Toll like receptors (TLRs) are pattern recognition receptors (PRRs) which sense pathogen associated molecular patterns (PAMPs). It is increasingly recognised that TLRs are central to innate immune responses as well as contributing to some forms of inflammation (Mitchell et al., 2007). However, the role of TLRs in homeostatic processes is only recently being investigated. In the current study we have used human embryonic kidney cells (HEK293) transfected with TLR2, TLR2/1, TLR2/6 or a null vector to investigate the role of these receptors in cell proliferation.
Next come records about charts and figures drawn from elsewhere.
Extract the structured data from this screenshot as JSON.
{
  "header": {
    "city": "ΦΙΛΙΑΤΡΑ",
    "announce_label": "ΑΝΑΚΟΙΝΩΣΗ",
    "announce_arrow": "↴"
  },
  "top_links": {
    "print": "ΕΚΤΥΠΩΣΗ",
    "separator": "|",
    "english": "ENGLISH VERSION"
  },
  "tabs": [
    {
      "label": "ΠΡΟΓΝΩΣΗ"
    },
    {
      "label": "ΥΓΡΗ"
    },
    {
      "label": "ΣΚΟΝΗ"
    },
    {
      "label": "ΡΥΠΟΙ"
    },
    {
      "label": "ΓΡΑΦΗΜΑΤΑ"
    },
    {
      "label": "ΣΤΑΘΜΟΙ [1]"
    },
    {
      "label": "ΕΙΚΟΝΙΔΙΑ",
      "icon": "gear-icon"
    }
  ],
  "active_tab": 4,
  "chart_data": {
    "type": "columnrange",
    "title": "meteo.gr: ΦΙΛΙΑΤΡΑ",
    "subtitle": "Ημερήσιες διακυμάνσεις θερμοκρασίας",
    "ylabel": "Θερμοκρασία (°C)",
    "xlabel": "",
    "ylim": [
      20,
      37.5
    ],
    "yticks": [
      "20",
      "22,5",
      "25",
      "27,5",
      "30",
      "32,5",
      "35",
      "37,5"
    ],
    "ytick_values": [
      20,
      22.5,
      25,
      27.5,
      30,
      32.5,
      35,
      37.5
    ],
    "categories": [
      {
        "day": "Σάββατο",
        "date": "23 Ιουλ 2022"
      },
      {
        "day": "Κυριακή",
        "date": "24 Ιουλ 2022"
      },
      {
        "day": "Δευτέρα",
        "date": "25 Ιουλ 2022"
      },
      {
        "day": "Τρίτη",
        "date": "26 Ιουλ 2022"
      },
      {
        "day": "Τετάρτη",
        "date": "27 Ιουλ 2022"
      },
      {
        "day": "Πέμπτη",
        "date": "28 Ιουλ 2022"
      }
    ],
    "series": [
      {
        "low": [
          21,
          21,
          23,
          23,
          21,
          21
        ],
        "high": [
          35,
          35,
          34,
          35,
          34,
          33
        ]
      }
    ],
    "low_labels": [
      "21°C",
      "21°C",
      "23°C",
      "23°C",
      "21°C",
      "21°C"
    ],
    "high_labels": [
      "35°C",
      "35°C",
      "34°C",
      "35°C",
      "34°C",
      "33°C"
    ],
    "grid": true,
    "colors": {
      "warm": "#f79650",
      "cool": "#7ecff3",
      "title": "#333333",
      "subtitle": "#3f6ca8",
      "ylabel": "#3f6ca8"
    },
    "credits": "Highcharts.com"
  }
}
HEK-TLR2, HEK-TLR2/1 or HEK-TLR2/6 were cultured in DMEM according to supplier’s (Invivogen, USA) instructions. Cells were plated at 30 x 103 or 100 x 103 cells per well in 96-well plates and incubated over night in DMEM containing 10% fetal calf serum (FCS). Medium was then replaced with fresh DMEM with or without 10% FCS. Cells were incubated in an atmosphere of 5%CO2at 37oC for 48 hours before being counted using a haemocytometer and a light microscope at x40 magnification.

Figure 1: Cell replication patterns in HEK-TLR2, HEK-TLR2/1 or HEK-TLR2/6 cells stimulated with or without serum. The data represents the mean ± S.E.M. for n=3. Differences between the number of cells seeded and after 48 hours were tested by two-way ANOVA. Where P<0.05 is denoted by ***.

As expected, all cells proliferated in the presence of FCS. However, more cells were present in HEK-TLR2 than HEK-TLR2/1 or HEK-TLR2/6 cultures after stimulation. Moreover, HEK-TLR2 cells proliferated significantly in the absence of serum. By contrast, HEK-TLR2/1 or HEK-TLR2/6 did not proliferate in DMEM without FCS. TLR2 requires dimerization with TLR1 or TLR6 in order to function. In the current study we found that where TLR2 is expressed alone cells displayed an ‘aberrant’ growth pattern, by proliferating in the absence of added serum. These observations suggest that the presence of a functional TLR2 heterodimer prevents intrinsic division in these cells, which may have implications for our understanding of proliferative inflammation such as that associated with cancer.

Mitchell J.A. et al. (2007). J Endocrinol, 193, 323-30.

This work was funded by the British Lung Foundation.